Extraditions of Babar Ahmad and Talha Ahsan: Our Failure
After years of detainment without trial, petitions that have been ignored by Parliament and countless campaigns to raise awareness, crowds gathered one more time outside the Royal Courts of Justice, in support of Babar Ahmad, Talha Ahsan, Abdul Bary and Khaled al-Fawwaz. I was present today and with the people I talked to, there was acknowledgment that after this build up, it was unlikely that the decision to extradite these men would be overturned in one day, but it was a mark of human nature that there still remained hope.
This hope kept the crowd going after we heard that the verdict's announcement would be delayed from midday to later in the afternoon. This gave time me time to engage with some of the public there, as well as with the various groups that had united in this cause for justice.

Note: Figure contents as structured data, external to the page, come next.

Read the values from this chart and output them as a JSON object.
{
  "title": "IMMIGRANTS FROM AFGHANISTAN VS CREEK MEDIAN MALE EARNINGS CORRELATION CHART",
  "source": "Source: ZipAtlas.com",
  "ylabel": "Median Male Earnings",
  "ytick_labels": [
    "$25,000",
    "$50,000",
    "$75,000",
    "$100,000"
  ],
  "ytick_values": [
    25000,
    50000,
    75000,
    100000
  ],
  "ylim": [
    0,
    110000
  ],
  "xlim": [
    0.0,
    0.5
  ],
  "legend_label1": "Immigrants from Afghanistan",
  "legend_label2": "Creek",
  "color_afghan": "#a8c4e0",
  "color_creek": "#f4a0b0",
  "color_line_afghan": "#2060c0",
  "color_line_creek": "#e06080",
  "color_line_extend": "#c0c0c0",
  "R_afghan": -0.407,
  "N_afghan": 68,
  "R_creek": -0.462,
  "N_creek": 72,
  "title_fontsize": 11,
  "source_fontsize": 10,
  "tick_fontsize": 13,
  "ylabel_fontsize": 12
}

Discussions were lively and insightful, exposing even more facts that the authorities would prefer to remain hidden, such as the statement of a UN special rapporteur,which explained that the U.S.'s use of Supermax solitary confinement cells constituted psychological torture. Speakers also took turns with the megaphone to address the crowd, pointing out that whatever the verdict, this fight for justice must not end here.
And it was this attitude, to continue the fight, that continued to build in the crowd, until the verdict was finally released. When word came out that the extradition was to go ahead, tears were shed and chants were yelled with passion, but nobody in the crowd was disheartened; yet another mark of human nature.
Because it does not matter if Sir Thomas and Mr Ousley said there was no appealing their decision; an injustice has been done, and all people of conscience, particularly Muslims, must make a stand against injustice:
"O you who have believed, be persistently standing firm for Allah, witnesses in justice, and do not let the hatred of a people prevent you from being just. Be just; that is nearer to righteousness. And fear Allah; indeed, Allah is acquainted with what you do." - Surah Ma'eda, ayah 8.
It is clear that the gauntlet has been thrown, not just with today's ruling, but with the clear intent to continue in such a manner: the BBC's legal correspondent, Clive Coleman has said that judges are calling for judicial reviews into speeding up this process in future, all but spelling out that this was not the end and there is more to come.
It is also clear that we Muslims of Britain have failed these men and ourselves. Whatever it is we were doing for these men, it obviously was not enough to overturn this political decision. Justice was not done.
Our duty to uphold justice, your duty and mine, must take a new turn now.